Sunday, December 14, 2003

Augustine is making the classic distinction between nature and grace. Both natural good and supernatural good are ultimately dependent on God, but while natural good can be perfected according to the nature of the subject, supernatural good elevates the subject to a supernatural level of perfection.

Nature, then, is the locus of natural freedom. Freedom can't be considered as an "all options are open" arbitrary free for all (this is a confusion of voluntas with arbitrio). Rather, it is anchored in the dynamic of the person. Persons are conditioned by environment, habit, cupidity, etc. and thus their freedom is defined by a _natural_ tendency toward a perceived (although not necessarily actual) good. Hence this freedom is (indeed sometimes sorely) limited as “some liberty.”

When the Holy Ghost is received through the Word and the Sacraments of the Church (I would add), a supernatural “new man” is wrought in us – Christ. This life in the Spirit is bestowed with a capacity for an entirely different order of freedom – freedom in Christ. “It was for freedom that Christ set us free.” (Gal 5:1) This order corresponds not to the natural, but the divine, the supernatural. The tendency – the “towardness” of this volition is defined not by the natural loves of man, but rather the love of the Son for the Father and the love of the Father for the Son. “Just as the Father has loved me, I have also loved you; abide in my love.” (Jn 15:9)
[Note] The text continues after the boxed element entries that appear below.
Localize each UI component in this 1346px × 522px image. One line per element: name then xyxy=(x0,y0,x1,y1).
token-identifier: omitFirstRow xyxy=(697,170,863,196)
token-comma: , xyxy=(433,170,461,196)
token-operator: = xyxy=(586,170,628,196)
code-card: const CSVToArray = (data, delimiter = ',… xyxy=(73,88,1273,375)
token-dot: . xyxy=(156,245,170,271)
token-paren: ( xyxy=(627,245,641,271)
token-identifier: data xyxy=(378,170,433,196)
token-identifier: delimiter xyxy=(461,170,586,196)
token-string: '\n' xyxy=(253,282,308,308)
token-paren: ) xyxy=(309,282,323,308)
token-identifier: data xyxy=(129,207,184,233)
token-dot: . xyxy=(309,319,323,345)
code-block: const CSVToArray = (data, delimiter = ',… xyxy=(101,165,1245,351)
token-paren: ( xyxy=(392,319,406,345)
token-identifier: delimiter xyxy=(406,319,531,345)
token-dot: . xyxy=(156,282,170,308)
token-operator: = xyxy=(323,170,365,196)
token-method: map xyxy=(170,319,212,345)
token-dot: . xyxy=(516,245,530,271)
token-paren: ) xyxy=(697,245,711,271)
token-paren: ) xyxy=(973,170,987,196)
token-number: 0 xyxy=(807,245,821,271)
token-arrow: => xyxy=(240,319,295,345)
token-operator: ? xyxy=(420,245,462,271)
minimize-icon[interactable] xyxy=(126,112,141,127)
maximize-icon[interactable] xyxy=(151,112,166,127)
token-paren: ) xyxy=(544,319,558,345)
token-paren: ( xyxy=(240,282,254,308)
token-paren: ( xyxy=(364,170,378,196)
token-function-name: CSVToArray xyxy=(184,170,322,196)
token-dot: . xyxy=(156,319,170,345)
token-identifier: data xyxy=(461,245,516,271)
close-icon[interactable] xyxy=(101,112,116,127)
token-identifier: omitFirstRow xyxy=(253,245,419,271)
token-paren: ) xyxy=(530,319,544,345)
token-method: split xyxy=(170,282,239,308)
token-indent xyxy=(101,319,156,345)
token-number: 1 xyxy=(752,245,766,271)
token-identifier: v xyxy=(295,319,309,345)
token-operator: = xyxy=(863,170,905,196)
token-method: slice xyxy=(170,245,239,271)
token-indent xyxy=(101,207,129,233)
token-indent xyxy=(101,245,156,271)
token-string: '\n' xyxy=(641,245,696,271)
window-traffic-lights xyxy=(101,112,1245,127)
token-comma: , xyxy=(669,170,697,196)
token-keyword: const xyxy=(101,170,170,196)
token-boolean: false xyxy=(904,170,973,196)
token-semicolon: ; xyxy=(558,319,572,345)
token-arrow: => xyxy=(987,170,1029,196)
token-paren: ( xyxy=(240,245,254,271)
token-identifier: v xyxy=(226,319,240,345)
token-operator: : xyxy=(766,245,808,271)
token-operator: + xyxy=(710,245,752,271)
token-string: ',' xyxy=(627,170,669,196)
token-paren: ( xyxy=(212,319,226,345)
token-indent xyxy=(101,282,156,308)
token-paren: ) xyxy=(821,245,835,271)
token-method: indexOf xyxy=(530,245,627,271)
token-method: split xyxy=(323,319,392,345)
This infused (by grace), interior tendency of the Son’s love for the Father is concretely manifested by our obedience – “If you keep my commandments, you will abide in my love; just as I have kept my Father’s commandments and abide in his love.” (Jn 15:10) This graced obedience is foremost the putting of things in right order – i.e., with God above all as Lord and Master, “You shall love the Lord your God with all your heart, and with all your soul, and with all your mind.” (Mt 22:37) This love for the Lord (which is a share in the Son’s love for the Father) opens up within us an outpouring of this love, “You shall love your neighbor as yourself,” (Mt 22:39) which essentially desires to share the love which has first been shared with, indeed infused in, us.

This action is characterized not by slavery, for obedience and especially the obedience of love is the opposite of coercion. Rather it bears the mark of freedom in Christ. What is the ultimate expression of Christ’s freedom and love for the Father? The cross. Hence the freedom we are given by Christ is a freedom to suffer, loving God the Father. It is not freedom to justify ourselves, rather it is freedom to die for our love of the Lord only to be resurrected by his gracious love which first raised his only Son.

So is natural liberty a “dubious liberty,” limited in both range and capability? Yes. Are righteousness, justification and the Word beautiful gifts that eclipse the concept of human freedom? Indeed. But these gifts also work within us a new freedom, the Freedom of Christ. This Freedom is not individual in the sense that natural freedom is, but it is a freedom that is bestowed upon the person qua individual. Thus, discard freedom as a shadowy beast? Yes. In the sense that it is useless, indeed harmful, to assert (along with Pelagius) that natural freedom is capable of loving God and the subsequent flourishing of that interior love in righteous acts. But should we discard the mystery of how God moves us interiorly with the grace of the Holy Spirit to cleave freely to Christ, and to obey in freedom with him the Father in suffering and in ultimate joy? To do so would be a denigration of God’s plan.